Die religionssoziologische Diskussion des Säkularisierungsprozesses ist so alt wie die Disziplin selber. Implizit oder explizit hingen alle Gründerväter der Soziologie der Auffassung an, Säkularisierung sei ein wesentliches Signum der Moderne. Diese Auffassung bildete geradezu ein Glaubensbekenntnis der Soziologie; schon dieser Umstand verhinderte eine eingehende empirische Untersuchung, ob ein Rückgang von Religion (bis hin zu ihrem Verschwinden) überhaupt nachweisbar sei. Die ältere Forschung benutzte den Begriff vor allem zur Erklärung des Übergangs von der Vormoderne in die Moderne. In diesem Kontext stieg der Begriff „mit der Zeit in den Rang einer genealogischen Kategorie auf, die die historische Entwicklung der modernen westlichen Gesellschaft von ihren jüdisch-christlichen Anfängen an zusammenfassen und bezeichnen soll.“ (Marramao 1996: 19) Die jüngere Forschung dagegen ist entschieden vorsichtiger mit historischen Erklärungen, die mehrere Jahrhunderte umspannen. Doch was dem Begriff empirisch entspricht, ist heute nicht klarer als vor hundert Jahren: „Stellt man die Frage nach der Faktizität der Säkularisierung als Prozess, so muss das Ergebnis, das eine Durchsicht der religionssoziologischen Literatur bietet, unbefriedigend bleiben.“ (Kehrer 1988: 178)

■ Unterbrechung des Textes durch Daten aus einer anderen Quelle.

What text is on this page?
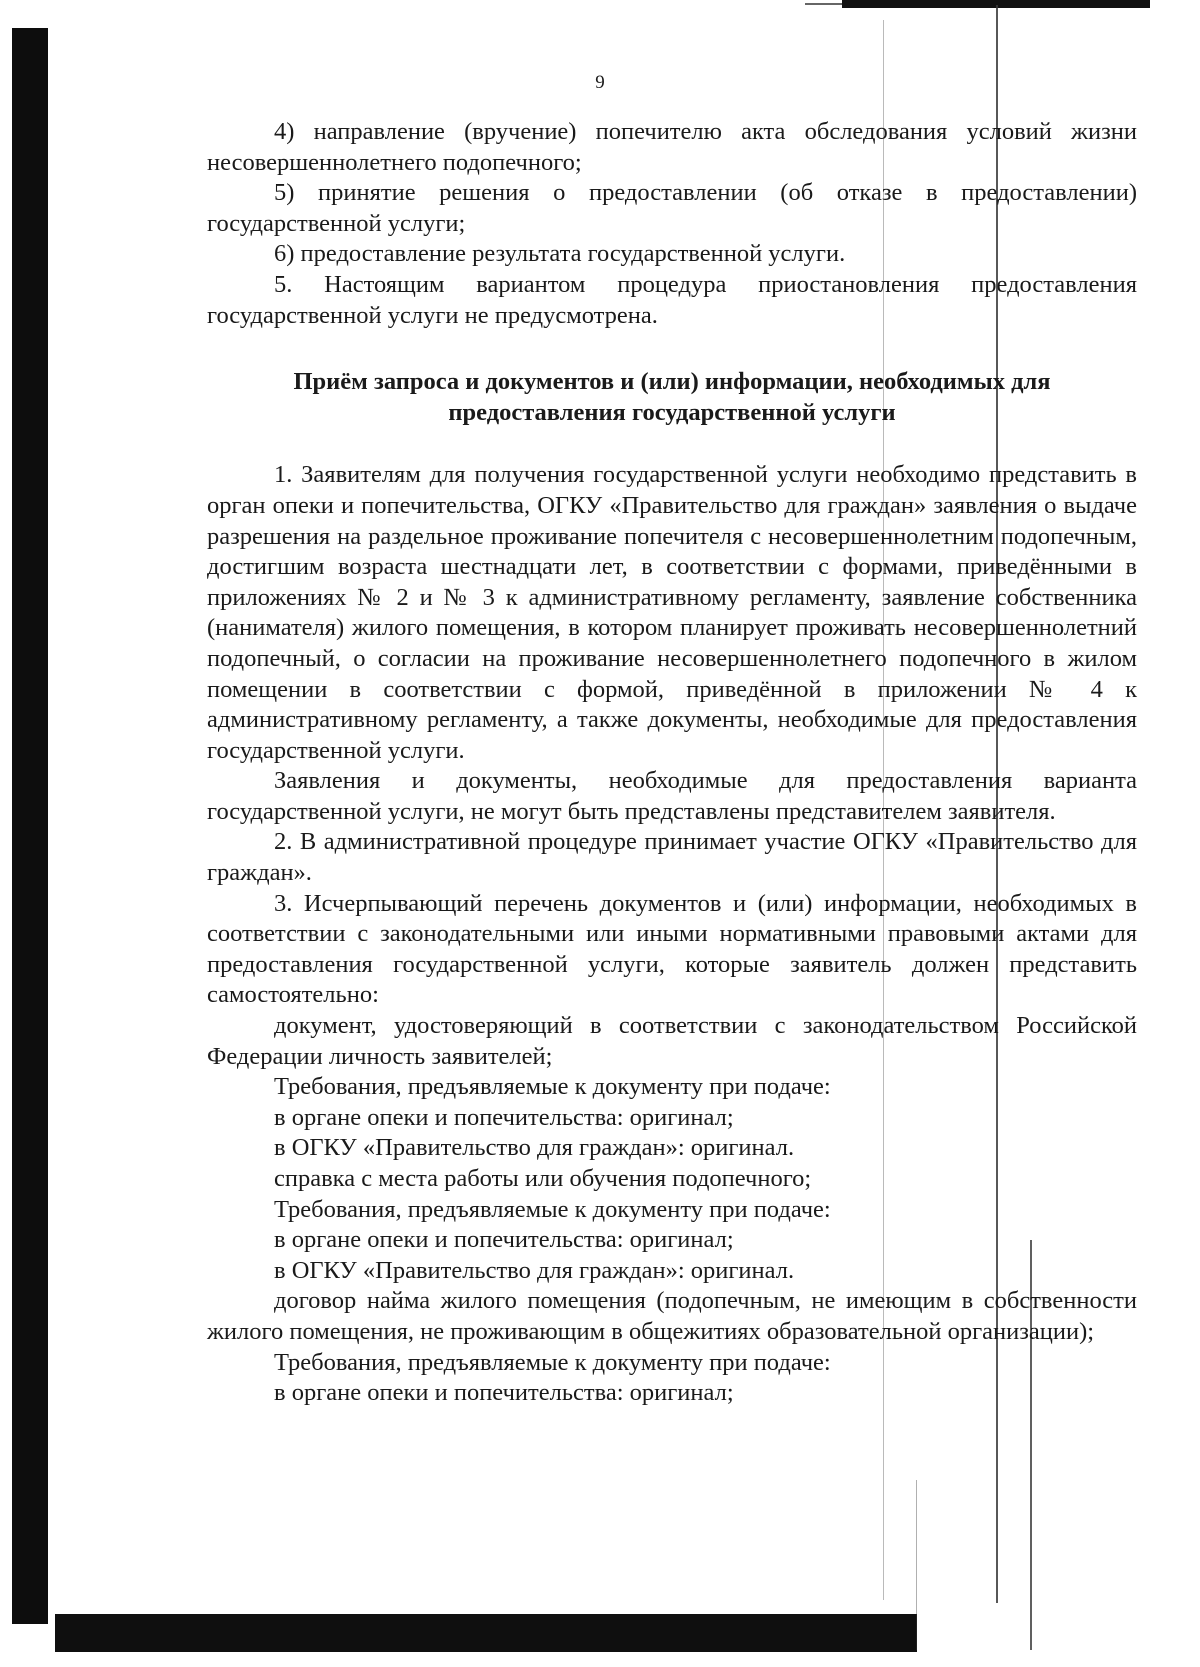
9

4) направление (вручение) попечителю акта обследования условий жизни несовершеннолетнего подопечного;

5) принятие решения о предоставлении (об отказе в предоставлении) государственной услуги;

6) предоставление результата государственной услуги.

5. Настоящим вариантом процедура приостановления предоставления государственной услуги не предусмотрена.

Приём запроса и документов и (или) информации, необходимых для предоставления государственной услуги

1. Заявителям для получения государственной услуги необходимо представить в орган опеки и попечительства, ОГКУ «Правительство для граждан» заявления о выдаче разрешения на раздельное проживание попечителя с несовершеннолетним подопечным, достигшим возраста шестнадцати лет, в соответствии с формами, приведёнными в приложениях № 2 и № 3 к административному регламенту, заявление собственника (нанимателя) жилого помещения, в котором планирует проживать несовершеннолетний подопечный, о согласии на проживание несовершеннолетнего подопечного в жилом помещении в соответствии с формой, приведённой в приложении № 4 к административному регламенту, а также документы, необходимые для предоставления государственной услуги.

Заявления и документы, необходимые для предоставления варианта государственной услуги, не могут быть представлены представителем заявителя.

2. В административной процедуре принимает участие ОГКУ «Правительство для граждан».

3. Исчерпывающий перечень документов и (или) информации, необходимых в соответствии с законодательными или иными нормативными правовыми актами для предоставления государственной услуги, которые заявитель должен представить самостоятельно:

документ, удостоверяющий в соответствии с законодательством Российской Федерации личность заявителей;

Требования, предъявляемые к документу при подаче:

в органе опеки и попечительства: оригинал;

в ОГКУ «Правительство для граждан»: оригинал.

справка с места работы или обучения подопечного;

Требования, предъявляемые к документу при подаче:

в органе опеки и попечительства: оригинал;

в ОГКУ «Правительство для граждан»: оригинал.

договор найма жилого помещения (подопечным, не имеющим в собственности жилого помещения, не проживающим в общежитиях образовательной организации);

Требования, предъявляемые к документу при подаче:

в органе опеки и попечительства: оригинал;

In der Regel wird die Säkularisierungsthematik von Religionssoziologen in differenzierungstheoretischen Großentwürfen moderner Gesellschaftsentwicklung angesiedelt. Viele Soziologen sehen ein, wenn nicht das Spezifikum der modernen Gesellschaft in der funktionalen Differenzierung: Die verschiedenen Teilbereiche der Gesellschaft erfüllen jeweils ganz eigene, nur von ihnen selbst zu leistende Funktionen; sie gewinnen damit eine gewisse Autonomie gegenüber den Ansprüchen anderer Teilbereiche. Kein funktionaler Gesellschaftsbereich kann sich damit anmaßen, andere Gesellschaftsbereiche bis in Inhalte und Strukturen ihres Funktionierens zu dominieren. Für die Religion bedeutet dies: Auch sie ist im Prozess der Herausbildung der Moderne ein gesellschaftlicher Funktionsbereich unter anderen geworden, der weder die Legitimation noch die Mittel hat, gesamtgesellschaftlich Einfluss zu nehmen (Luhmann 1996). In der Moderne verliert die Religion ihre Fähigkeit, die Gesellschaft als ganze zu integrieren (Hahn 1997). „Die Akzeptanz religiöser Vorstellungen und Praktiken“ besitzt kaum noch „Relevanz für den Zugang zu anderen Gesellschaftsbereichen“ (Pollack 2003:13). Im Umkehrschluss bedeutet dies aber, dass die Religion sich auf ihre Kernaufgaben konzentrieren kann: Sie muss nicht mehr auch Politik, Wirtschaft und Erziehung sein, sondern ‚nur noch‘ Religion. Das bedeutet einen Bedeutungsverlust, aber vor allem eine Funktionsspezifizierung. Die funktionale Differenzierung und die ihr entsprechenden gesellschaftlichen Rollen implizieren aber nicht zwangsläufig, dass die persönliche Frömmigkeit abgenommen habe (Casanova 1994:16).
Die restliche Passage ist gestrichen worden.